Ultimately, CMS appears to view the changes with respect to FMV as minor revisions meant for clarification, organization, and to disentangle the volume or value standard from FMV. The final definitions do little to resolve historical valuation difficulties presented by the distinction between FMV under the Stark Law and FMV under general market principles (in fact CMS retracted all of its statements equating the two concepts). And despite CMS's explanation in the preamble to the final rule, the final definitions do not create an allowance for compensation variance based on specific party circumstances.

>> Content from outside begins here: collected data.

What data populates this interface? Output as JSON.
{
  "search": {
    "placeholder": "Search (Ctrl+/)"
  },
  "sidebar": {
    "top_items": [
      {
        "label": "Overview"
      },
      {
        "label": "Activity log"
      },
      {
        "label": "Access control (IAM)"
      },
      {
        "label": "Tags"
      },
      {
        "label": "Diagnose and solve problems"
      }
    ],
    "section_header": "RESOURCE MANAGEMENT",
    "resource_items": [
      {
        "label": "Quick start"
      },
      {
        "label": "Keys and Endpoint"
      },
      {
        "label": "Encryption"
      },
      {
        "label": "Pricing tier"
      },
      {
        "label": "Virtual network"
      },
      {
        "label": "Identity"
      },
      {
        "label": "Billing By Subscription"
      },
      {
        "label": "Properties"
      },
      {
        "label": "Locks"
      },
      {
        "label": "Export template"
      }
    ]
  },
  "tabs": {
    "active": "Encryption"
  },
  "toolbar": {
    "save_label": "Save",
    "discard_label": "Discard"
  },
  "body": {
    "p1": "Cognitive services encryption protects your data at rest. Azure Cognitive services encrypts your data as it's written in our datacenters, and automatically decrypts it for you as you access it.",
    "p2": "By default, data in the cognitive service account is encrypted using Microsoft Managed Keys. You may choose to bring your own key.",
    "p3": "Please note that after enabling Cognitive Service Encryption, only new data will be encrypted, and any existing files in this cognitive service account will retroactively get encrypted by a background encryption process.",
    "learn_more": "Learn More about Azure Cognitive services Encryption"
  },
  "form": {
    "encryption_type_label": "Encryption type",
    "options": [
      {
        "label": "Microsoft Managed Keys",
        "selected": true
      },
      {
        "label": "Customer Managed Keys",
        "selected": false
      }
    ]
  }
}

Looking Forward and Backward
CMS explained that its changes to the valuation terms, which take effect on January 19, 2021, were primarily intended to "clarify" existing standards (for both industry and law enforcement) rather than significantly modify requirements. CMS acknowledged comments from stakeholders that FCA case law has "exacerbated the challenge of complying" with Stark Law regulations, and the agency reiterated its intent to balance program integrity concerns against compliance burdens on industry. Accordingly, certain aspects of the final rule emphasize how the new regulations—as well as the discussion of concepts in the preamble—align with CMS's past views. For example, although CMS explained that its special rules regarding compensation supersede prior guidance, CMS also said that the final regulations are "consistent" with positions taken by CMS in the Phase I Stark Law rulemaking. Likewise, CMS characterized its definition of commercially reasonable as "consistent with the guidance [CMS] provided in the 1998 proposed rule." CMS also stated multiple times that the views it expressed with respect to FMV were reflective of the agency's "continued" beliefs. These types of statements could prove useful for health care entities defending past arrangements in connection with FCA litigation or government enforcement activities.
Three Key Takeaways:
- CMS revised the Stark Law regulations to offer clarity to stakeholders on the "big three" valuation requirements that appear in many of the Stark Law exceptions.
- Notable changes include a new definition of commercial reasonableness that specifies that an arrangement need not be profitable to be commercially reasonable, an objective correlative test for determining whether compensation takes into account the volume or value of referrals, and distinct, restructured definitions for the terms "fair market value" and "general market value."
- CMS expressed that the majority of its changes are intended to reduce burdens on the health care industry and law enforcement. Even so, health care organizations should consider reviewing documentation associated with physician arrangements for consistency with the new regulations and accompanying guidance from CMS in the preamble to the final rule.